It’s a sad state of affairs when Siri, Apple’s voice recognition assistant, becomes national news. But that’s exactly what happened last week when people wrongly ascribed political leanings to Apple in the wake of reports that Siri didn’t direct interested users to abortion clinics. Never mind the fact that places like Planned Parenthood don’t advertise themselves as such, but as you know, people have a proclivity for complaining about anything that might make some headlines.
Abortion nonsense aside, Siri is by all accounts useful for the vast majority of iPhone 4S users who use it. But let’s be honest, for as great as Siri is, it does comes up short in a few respects. After all, Siri, remember, is still in Beta.
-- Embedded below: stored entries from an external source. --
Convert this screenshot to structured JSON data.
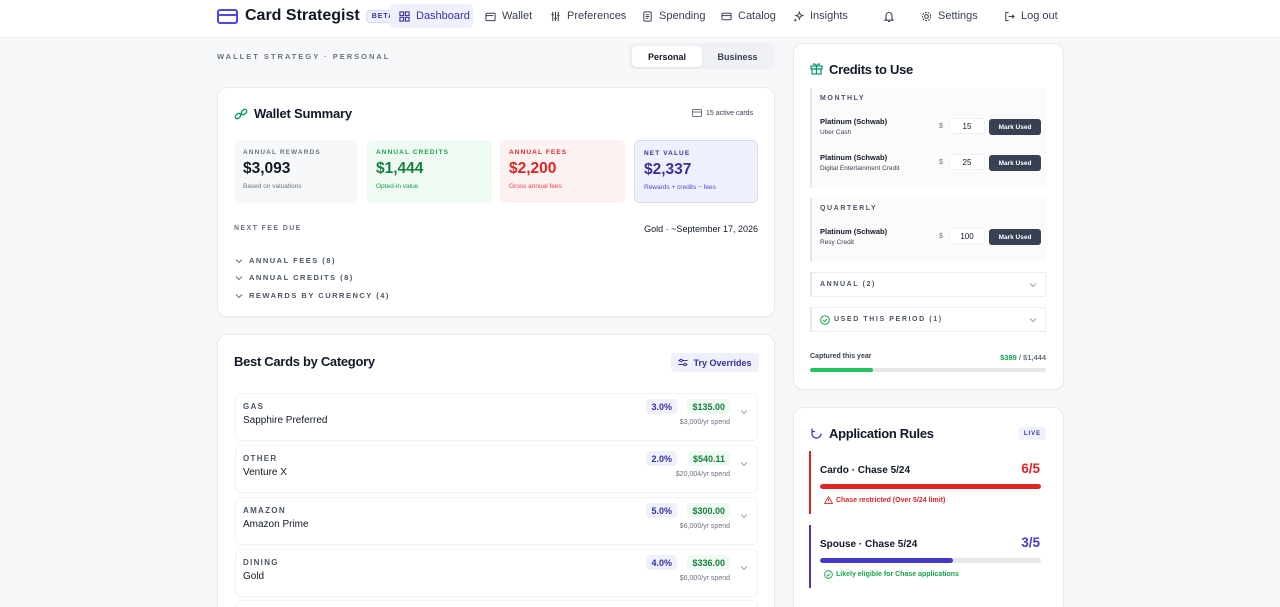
{
  "nav": {
    "brand": "Card Strategist",
    "badge": "BETA",
    "items": [
      {
        "label": "Dashboard",
        "active": true,
        "icon": "dashboard-icon"
      },
      {
        "label": "Wallet",
        "icon": "wallet-icon"
      },
      {
        "label": "Preferences",
        "icon": "sliders-icon"
      },
      {
        "label": "Spending",
        "icon": "receipt-icon"
      },
      {
        "label": "Catalog",
        "icon": "card-icon"
      },
      {
        "label": "Insights",
        "icon": "sparkles-icon"
      }
    ],
    "settings_label": "Settings",
    "logout_label": "Log out"
  },
  "page": {
    "breadcrumb": "WALLET STRATEGY · PERSONAL",
    "toggle": {
      "personal": "Personal",
      "business": "Business"
    }
  },
  "wallet_summary": {
    "title": "Wallet Summary",
    "active_cards": "15 active cards",
    "stats": {
      "rewards": {
        "label": "ANNUAL REWARDS",
        "value": "$3,093",
        "sub": "Based on valuations"
      },
      "credits": {
        "label": "ANNUAL CREDITS",
        "value": "$1,444",
        "sub": "Opted-in value"
      },
      "fees": {
        "label": "ANNUAL FEES",
        "value": "$2,200",
        "sub": "Gross annual fees"
      },
      "net": {
        "label": "NET VALUE",
        "value": "$2,337",
        "sub": "Rewards + credits − fees"
      }
    },
    "next_fee_label": "NEXT FEE DUE",
    "next_fee_value": "Gold · ~September 17, 2026",
    "sections": [
      "ANNUAL FEES (8)",
      "ANNUAL CREDITS (8)",
      "REWARDS BY CURRENCY (4)"
    ]
  },
  "best_cards": {
    "title": "Best Cards by Category",
    "overrides_label": "Try Overrides",
    "rows": [
      {
        "category": "GAS",
        "card": "Sapphire Preferred",
        "rate": "3.0%",
        "value": "$135.00",
        "spend": "$3,000/yr spend"
      },
      {
        "category": "OTHER",
        "card": "Venture X",
        "rate": "2.0%",
        "value": "$540.11",
        "spend": "$20,004/yr spend"
      },
      {
        "category": "AMAZON",
        "card": "Amazon Prime",
        "rate": "5.0%",
        "value": "$300.00",
        "spend": "$6,000/yr spend"
      },
      {
        "category": "DINING",
        "card": "Gold",
        "rate": "4.0%",
        "value": "$336.00",
        "spend": "$6,000/yr spend"
      }
    ]
  },
  "credits": {
    "title": "Credits to Use",
    "monthly_label": "MONTHLY",
    "quarterly_label": "QUARTERLY",
    "currency_symbol": "$",
    "mark_label": "Mark Used",
    "monthly": [
      {
        "card": "Platinum (Schwab)",
        "credit": "Uber Cash",
        "amount": "15"
      },
      {
        "card": "Platinum (Schwab)",
        "credit": "Digital Entertainment Credit",
        "amount": "25"
      }
    ],
    "quarterly": [
      {
        "card": "Platinum (Schwab)",
        "credit": "Resy Credit",
        "amount": "100"
      }
    ],
    "annual_label": "ANNUAL (2)",
    "used_label": "USED THIS PERIOD (1)",
    "captured_label": "Captured this year",
    "captured_value": "$389",
    "captured_total": "/ $1,444",
    "captured_fraction": 0.269
  },
  "rules": {
    "title": "Application Rules",
    "live_badge": "LIVE",
    "items": [
      {
        "name": "Cardo · Chase 5/24",
        "count": "6/5",
        "fraction": 1.0,
        "color": "#dc2626",
        "message": "Chase restricted (Over 5/24 limit)"
      },
      {
        "name": "Spouse · Chase 5/24",
        "count": "3/5",
        "fraction": 0.6,
        "color": "#4338ca",
        "message": "Likely eligible for Chase applications"
      }
    ]
  }
}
Now some cynics were quick to accuse Apple of releasing beta software only as a means to stave off any potential disappointment with the lack of a larger screened iPhone 5. This line of reasoning, however, completely ignores the way voice recognition software works and the factors necessary for it to evolve and improve.
Benoit Maison recently wrote a blogpost detailing why a software feature like Siri necessarily should be released in Beta. With years of experience working on speech recognition at IBM, Maison explains that the key ingredient in developing world class voice recognition software is data. A helluva lot of it.
Transcribed speech recording are used to train acoustic models (how sound waveforms relate to phonemes), pronunciation lexicons (how do people actually mis-pronounce words, specially people and place names), language models (spoken phrases rarely conform to the English grammar), and natural language processors. And that for each supported language! More training data means the recognizer can handle more variations in voices, accents, manners of speech, etc.
In other words, Siri, in order to be as effective and efficient as possible, needed and needs to be trained. Extensive testing by Apple engineers might be sufficient to get it off the ground and acceptable for launch, but that by itself pales in comparison to the amount of data Apple is currently accumulating from the millions of iPhone 4S users around the globe who use Siri on a daily basis.
Siri had to be “released in its current form,” Maison concludes, “to get exposure to as much variability as possible all the way from the acoustics to the interpertation of natural language.